Must-Read: A Complete Web Application Testing Checklist
4. Implement Continuous Monitoring
After completing web performance testing, you’d still wish to know how your site behaves “in the wild”.
- Continuous Monitoring intends to give companies almost instant insight and feedback into performance across networks, servers, and cloud environments, which is crucial to boost security, and operational and overall business performance.
- It should be considered an integral part of every DevOps pipeline, crucial to achieving efficiency, scalability, and better-quality product.
5. Debug and Re-Test
Once testing results are in and bugs have been detected, share them with the team. Consolidate the errors and send them to the software developers to be fixed. QAs can incredibly fix a few basic bugs to save time.
When the performance shortcomings or glitches have been resolved, re-run the performance test to confirm that the back-end code is clean and the software performs optimally.
6. Analyze and Monitor Site Performance
Conducting a site speed test gives an in-depth understanding of your website’s current performance, which you might utilize as a benchmark. Besides, analyzing your web page helps uncover performance errors and areas for improvement. While monitoring and analyzing performance, consider website performance testing tools for better insight into your website.
Browserstack SpeedLab has become the go-to website performance testing tool that scores your website on vital performance metrics so you can optimize your webpage speed to deliver a great user experience.
- It is a free tool to run site speed tests that gives timing information for crucial events during page load on real-time devices and browsers.
- These comprise CPU Processing Breakdown, Navigation Timing API, and Page Resource Summary.
- There is also a trait to see the desktop and mobile screenshots to see how the components of your webpage render with time (includes visually complete, FCP, and Page Load time).
- You can also see recommendations and insights to improve and optimize web performance.
Google PageSpeed Insights– Google PageSpeed Insights is also one of the preferred tools which are free to use. This speed-testing tool thoroughly analyzes diverse website performance metrics and diagnoses glitches.
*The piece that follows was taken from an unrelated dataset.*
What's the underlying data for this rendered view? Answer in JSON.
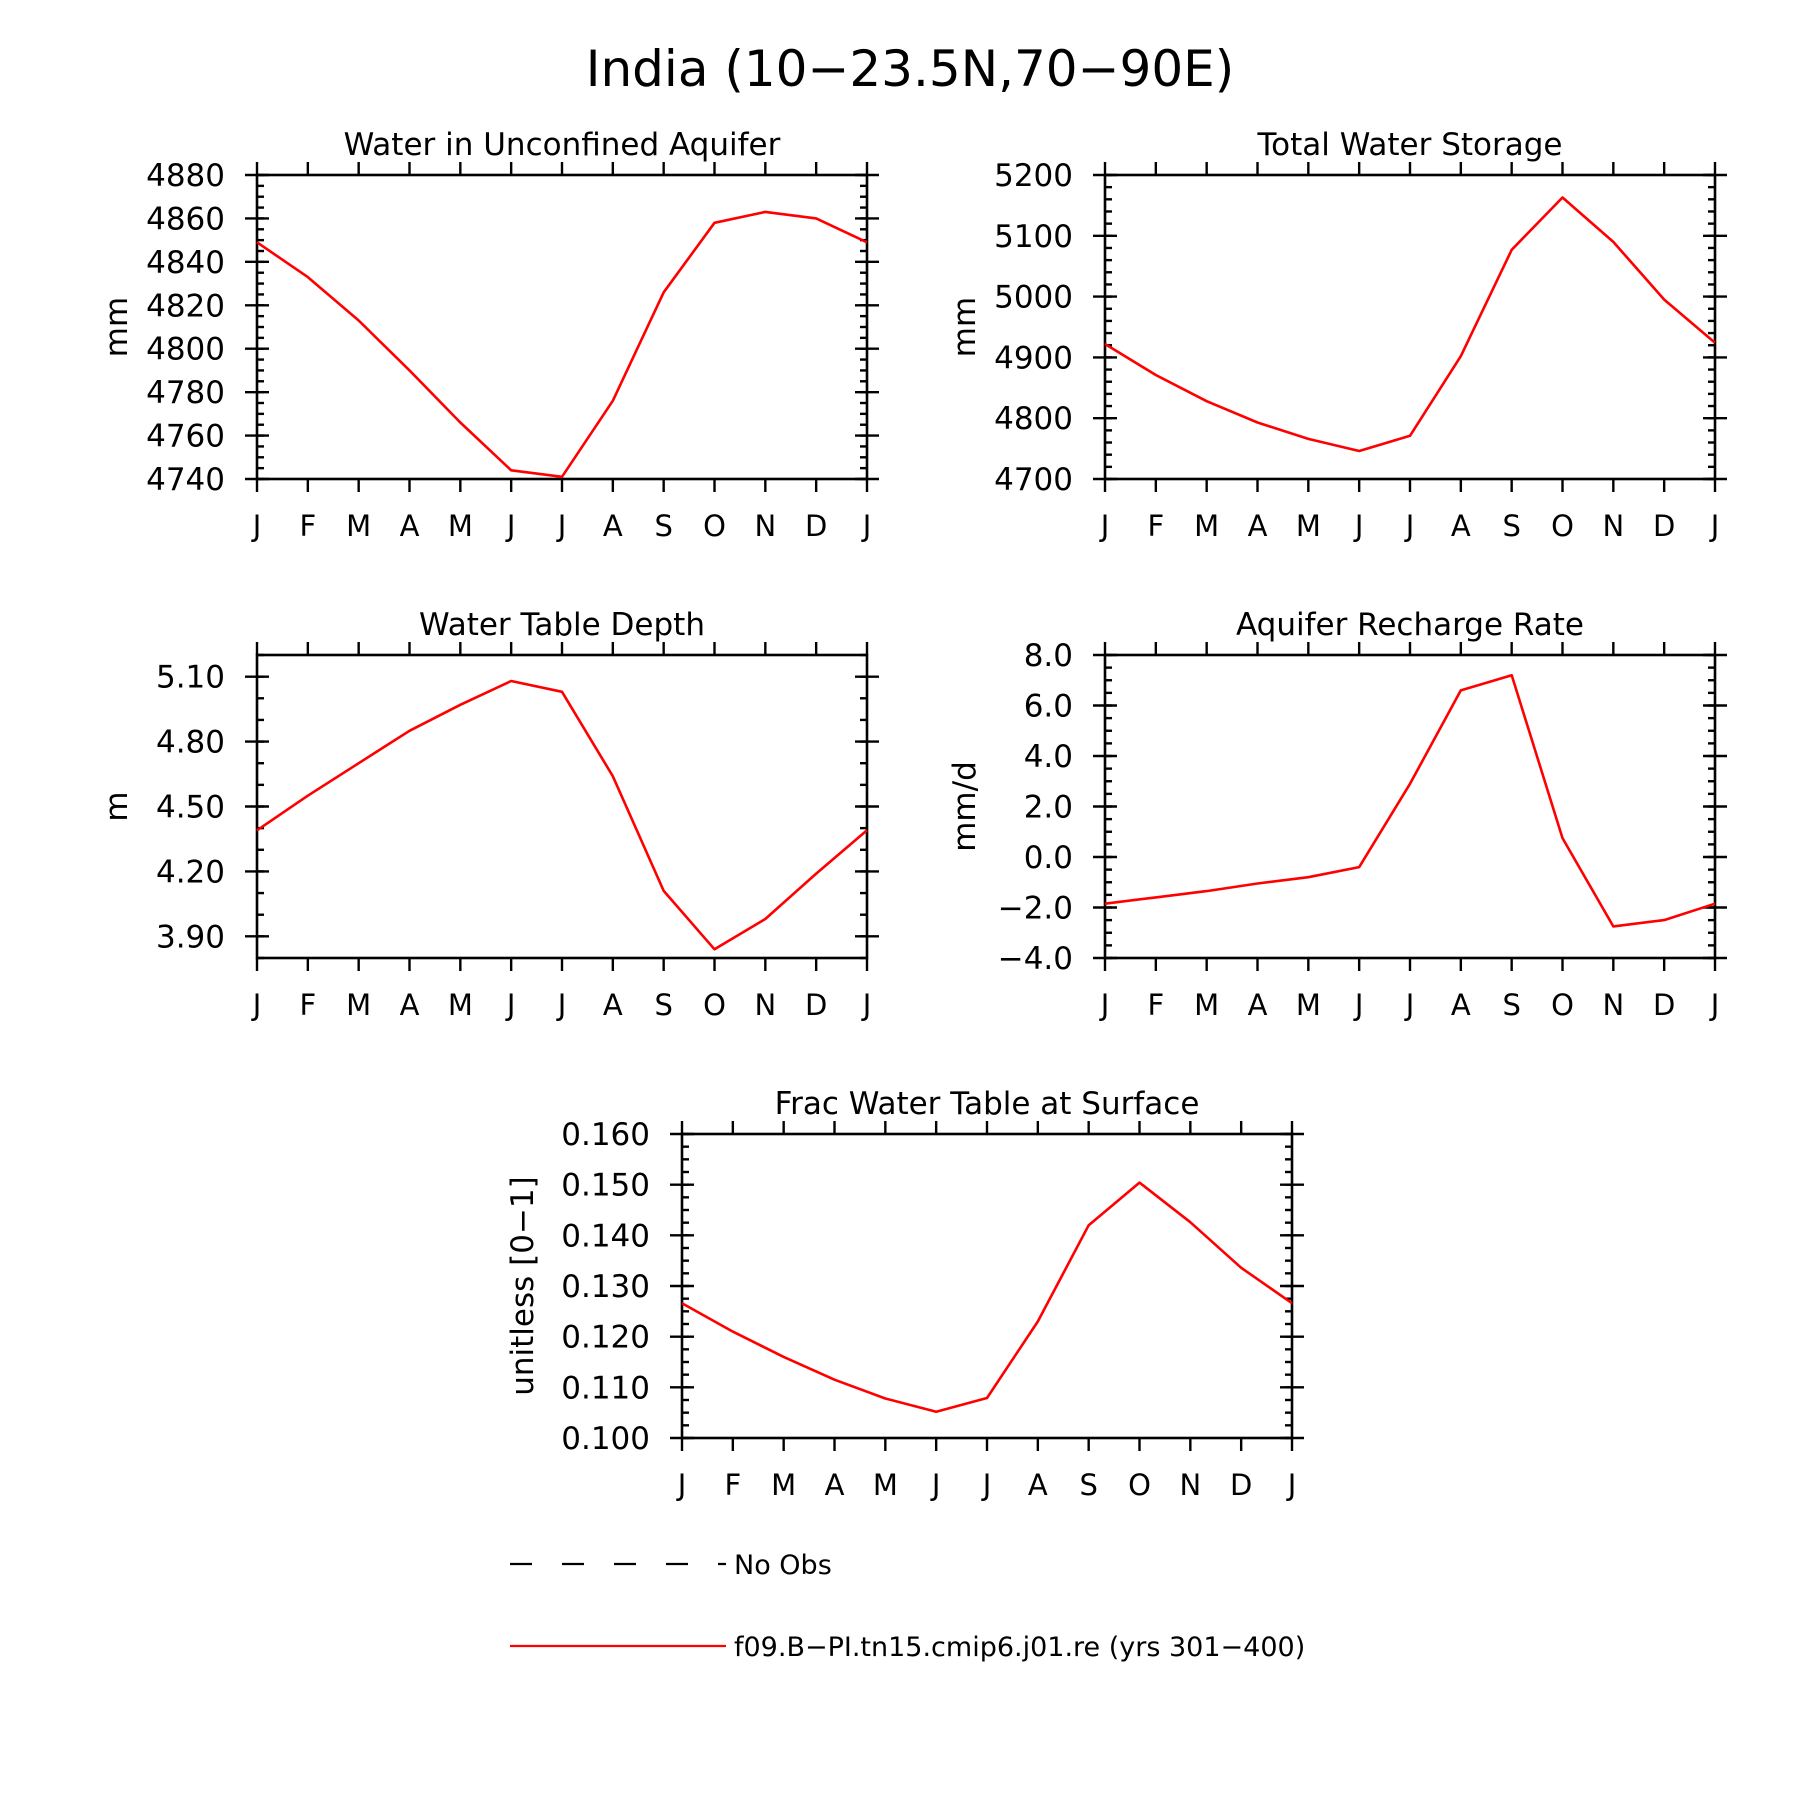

Best Tools for Web Performance Testing
Here are some of the best tools for web performance testing:
1. Apache JMeter
An open-source tool, Apache JMeter facilitates load testing and analysis of web application performance. By simulating heavy traffic, it helps test websites’ behavior and performance. It is ideal for load testing, performance monitoring, and stress testing web applications.
Key Features
- Supports various protocols like HTTP, HTTPS, SOAP, REST, etc.
- Robust reporting tools
- Ability to handle large-scale load testing
2. Gatling
Gatling is a free performance testing that is designed for web application testing. The tool stands out for its high concurrency performance testing and scalability.
Key Features
- Supports multiple protocols like HTTP, JMS, and WebSocket
- Offers comprehensive reports with real time metrics
- Intuitive Scala-based DSL (domain-specific language)
3. WebPageTest
WebpageTest is a free online tool that lets users test their website performance from various devices and locations. It offers robust insights into page load times and related metrics. It is ideal for front-end performance testing and analyzing page load times.
Key Features
- Real time performance testing from different locations across the globe
- Waterfall chart and performance optimization recommendations
- Support for mobile device testing
Conclusion
The significance of website performance tests cannot be overstated. Since every website, software, or application essentially aims to delight and serve users, the only way to meet their expectations is by running the right website performance tests. With an effective monitoring tool and a cloud testing infrastructure such as BrowserStack, you can effectively avoid performance bugs and respond to problems.